The board may approve the nomination (that is, choose to consider it) in whole or in part. A second public meeting is scheduled to occur 30 to 60 later to finalize a decision. If the board disapproves a nomination, then the property cannot be considered for nomination for five years, except at the request of the owner. If the board designates a property, a Controls and Incentives Agreement for the landmark is negotiated by the board staff with the property owner; this is also subject to board approval at a public meeting. The agreement defines features to be preserved, outlines the Certificate of Approval process for changes to those features, and may grant incentives.

The property owner can appeal to the city's hearing examiner, who may modify the board's recommendation; either the board or the property owner may appeal the hearing examiner's recommendation to the City Council. In any case, landmark status is made official only by a designating ordinance passed by the Seattle City Council.

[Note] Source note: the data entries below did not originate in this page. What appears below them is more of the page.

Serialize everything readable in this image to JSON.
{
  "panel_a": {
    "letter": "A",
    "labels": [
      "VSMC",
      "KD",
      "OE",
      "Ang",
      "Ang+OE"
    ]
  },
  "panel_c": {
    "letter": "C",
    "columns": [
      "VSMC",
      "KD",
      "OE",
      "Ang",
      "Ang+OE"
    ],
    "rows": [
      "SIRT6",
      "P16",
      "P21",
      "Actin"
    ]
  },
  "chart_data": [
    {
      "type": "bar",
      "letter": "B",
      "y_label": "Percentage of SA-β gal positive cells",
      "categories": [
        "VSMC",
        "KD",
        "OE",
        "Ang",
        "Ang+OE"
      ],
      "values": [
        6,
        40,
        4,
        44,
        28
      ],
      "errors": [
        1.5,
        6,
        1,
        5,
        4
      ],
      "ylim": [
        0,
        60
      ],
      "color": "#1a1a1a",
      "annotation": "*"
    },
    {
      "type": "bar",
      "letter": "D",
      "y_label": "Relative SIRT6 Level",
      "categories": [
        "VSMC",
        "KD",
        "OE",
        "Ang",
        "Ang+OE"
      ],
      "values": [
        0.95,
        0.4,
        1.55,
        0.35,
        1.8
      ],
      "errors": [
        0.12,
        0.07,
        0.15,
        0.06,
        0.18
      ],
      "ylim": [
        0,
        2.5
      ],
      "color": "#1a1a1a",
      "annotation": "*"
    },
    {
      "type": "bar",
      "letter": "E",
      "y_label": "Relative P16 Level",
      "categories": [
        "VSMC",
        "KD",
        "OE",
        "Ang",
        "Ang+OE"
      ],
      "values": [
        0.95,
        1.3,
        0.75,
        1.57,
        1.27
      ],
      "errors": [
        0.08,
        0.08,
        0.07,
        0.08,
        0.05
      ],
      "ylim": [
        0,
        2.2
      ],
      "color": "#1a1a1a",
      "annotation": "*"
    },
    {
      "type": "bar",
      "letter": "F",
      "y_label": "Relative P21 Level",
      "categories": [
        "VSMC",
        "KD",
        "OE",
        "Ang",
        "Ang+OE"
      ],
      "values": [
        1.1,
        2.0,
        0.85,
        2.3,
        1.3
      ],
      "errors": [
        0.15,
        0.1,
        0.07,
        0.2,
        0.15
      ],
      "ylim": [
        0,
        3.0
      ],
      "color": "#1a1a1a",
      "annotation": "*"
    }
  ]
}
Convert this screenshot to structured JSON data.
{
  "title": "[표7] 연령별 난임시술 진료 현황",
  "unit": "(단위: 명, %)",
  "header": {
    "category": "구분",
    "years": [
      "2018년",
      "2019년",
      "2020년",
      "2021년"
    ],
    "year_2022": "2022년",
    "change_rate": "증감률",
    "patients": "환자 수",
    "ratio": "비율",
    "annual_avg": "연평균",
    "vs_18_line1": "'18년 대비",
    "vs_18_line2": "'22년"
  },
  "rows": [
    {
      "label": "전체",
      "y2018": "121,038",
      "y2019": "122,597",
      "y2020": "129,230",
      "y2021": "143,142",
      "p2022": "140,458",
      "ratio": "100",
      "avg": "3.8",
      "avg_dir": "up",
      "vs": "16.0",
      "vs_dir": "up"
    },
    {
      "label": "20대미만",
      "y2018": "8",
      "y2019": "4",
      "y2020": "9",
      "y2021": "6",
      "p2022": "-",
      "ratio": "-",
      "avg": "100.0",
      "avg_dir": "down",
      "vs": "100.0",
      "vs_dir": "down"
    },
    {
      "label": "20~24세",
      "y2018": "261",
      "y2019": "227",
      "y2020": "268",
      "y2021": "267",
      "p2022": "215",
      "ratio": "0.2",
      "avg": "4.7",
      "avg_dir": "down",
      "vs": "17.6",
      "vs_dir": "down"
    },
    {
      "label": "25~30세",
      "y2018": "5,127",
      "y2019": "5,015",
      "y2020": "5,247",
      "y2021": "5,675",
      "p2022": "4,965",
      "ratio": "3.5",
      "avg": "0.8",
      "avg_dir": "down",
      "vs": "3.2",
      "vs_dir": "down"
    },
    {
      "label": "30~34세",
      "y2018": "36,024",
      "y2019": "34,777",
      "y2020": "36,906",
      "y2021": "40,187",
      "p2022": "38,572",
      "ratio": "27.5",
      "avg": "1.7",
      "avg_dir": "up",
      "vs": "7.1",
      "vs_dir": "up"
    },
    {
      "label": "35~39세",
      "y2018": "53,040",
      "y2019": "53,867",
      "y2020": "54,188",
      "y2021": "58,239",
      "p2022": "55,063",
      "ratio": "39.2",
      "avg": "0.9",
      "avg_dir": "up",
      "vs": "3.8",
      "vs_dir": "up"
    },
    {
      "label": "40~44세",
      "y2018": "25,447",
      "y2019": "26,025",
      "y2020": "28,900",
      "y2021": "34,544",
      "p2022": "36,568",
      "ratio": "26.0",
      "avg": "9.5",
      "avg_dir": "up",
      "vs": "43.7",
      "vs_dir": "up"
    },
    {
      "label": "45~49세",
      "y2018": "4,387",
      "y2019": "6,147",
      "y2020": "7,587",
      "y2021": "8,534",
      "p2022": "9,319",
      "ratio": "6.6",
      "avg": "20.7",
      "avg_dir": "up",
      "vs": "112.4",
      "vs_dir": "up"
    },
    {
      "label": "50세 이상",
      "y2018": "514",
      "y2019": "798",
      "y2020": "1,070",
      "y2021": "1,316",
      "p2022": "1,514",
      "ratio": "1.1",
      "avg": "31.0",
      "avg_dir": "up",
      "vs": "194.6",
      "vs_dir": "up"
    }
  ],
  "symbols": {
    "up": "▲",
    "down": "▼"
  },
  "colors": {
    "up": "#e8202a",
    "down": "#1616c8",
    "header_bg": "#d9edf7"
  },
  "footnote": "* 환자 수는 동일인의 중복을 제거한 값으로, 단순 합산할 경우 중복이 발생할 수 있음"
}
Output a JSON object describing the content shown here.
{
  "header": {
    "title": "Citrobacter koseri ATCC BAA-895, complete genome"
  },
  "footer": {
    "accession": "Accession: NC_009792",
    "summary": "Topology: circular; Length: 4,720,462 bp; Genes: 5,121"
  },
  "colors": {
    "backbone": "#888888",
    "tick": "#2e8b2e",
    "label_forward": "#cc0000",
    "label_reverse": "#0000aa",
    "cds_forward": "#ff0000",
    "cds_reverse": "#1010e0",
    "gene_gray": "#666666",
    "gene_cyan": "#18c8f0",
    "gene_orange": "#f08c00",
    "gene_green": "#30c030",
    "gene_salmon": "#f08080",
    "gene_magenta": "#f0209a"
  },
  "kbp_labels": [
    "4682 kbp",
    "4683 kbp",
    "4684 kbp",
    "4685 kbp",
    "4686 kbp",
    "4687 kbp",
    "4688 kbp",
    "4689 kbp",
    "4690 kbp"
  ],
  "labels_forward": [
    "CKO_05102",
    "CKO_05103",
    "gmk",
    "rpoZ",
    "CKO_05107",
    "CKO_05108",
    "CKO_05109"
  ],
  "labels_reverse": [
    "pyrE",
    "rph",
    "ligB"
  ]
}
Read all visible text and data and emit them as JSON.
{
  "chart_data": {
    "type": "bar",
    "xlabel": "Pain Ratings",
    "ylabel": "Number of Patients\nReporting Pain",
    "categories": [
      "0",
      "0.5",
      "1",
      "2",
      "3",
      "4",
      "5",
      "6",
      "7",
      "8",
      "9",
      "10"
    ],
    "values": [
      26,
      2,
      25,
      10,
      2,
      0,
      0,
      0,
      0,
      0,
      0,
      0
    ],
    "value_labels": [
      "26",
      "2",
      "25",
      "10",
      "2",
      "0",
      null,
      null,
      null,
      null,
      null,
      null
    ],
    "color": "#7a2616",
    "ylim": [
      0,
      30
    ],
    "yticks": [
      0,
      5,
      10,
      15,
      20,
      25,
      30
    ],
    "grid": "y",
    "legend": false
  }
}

==Restrictions and benefits==
According to the city, the goal of the landmarks program is "to manage change, not to eliminate it." For some buildings, only the exterior is given landmark designation; for others, the interior is also included. Buildings and structures that are either landmarked in their own right or that fall within city-designated historic districts require a Certificate of Approval to make any exterior change, add or modify signs, change paint color, make changes to the public right-of-way (e.g. sidewalk displays, street lights), etc.; in some cases establishment of a different business on the premises also requires a certificate.

These restrictions stand in contrast to a listing on the National Register of Historic Places (NRHP). NRHP designation does not restrict use, treatment, transfer, or disposition of private property, nor does the NRHP list properties whose owner objects.

However, besides restrictions, Seattle Landmark status can convey certain benefits. Among these are that the Department of Planning and Development may authorize a use not otherwise permitted in a certain zone, or may waive or modify standards for open space, setbacks, parking, etc., and may modify specific requirements of the building code for landmark buildings; Downtown landmarks can transfer certain development rights more freely than other buildings; and "special valuation" can delay increased property taxes for newly rehabilitated historic buildings by up to a decade.

These are much more substantive than the benefits of NRHP listing. The latter is mostly a matter of prestige, although there are some federal tax benefits for NRHP-listed commercial buildings.

==Limitations on authority==
The Landmarks Board does not have authority over certain buildings owned by certain other government entities. For example, the Metropolitan Tract in Downtown Seattle is owned by the University of Washington and therefore exempt from the Board's authority.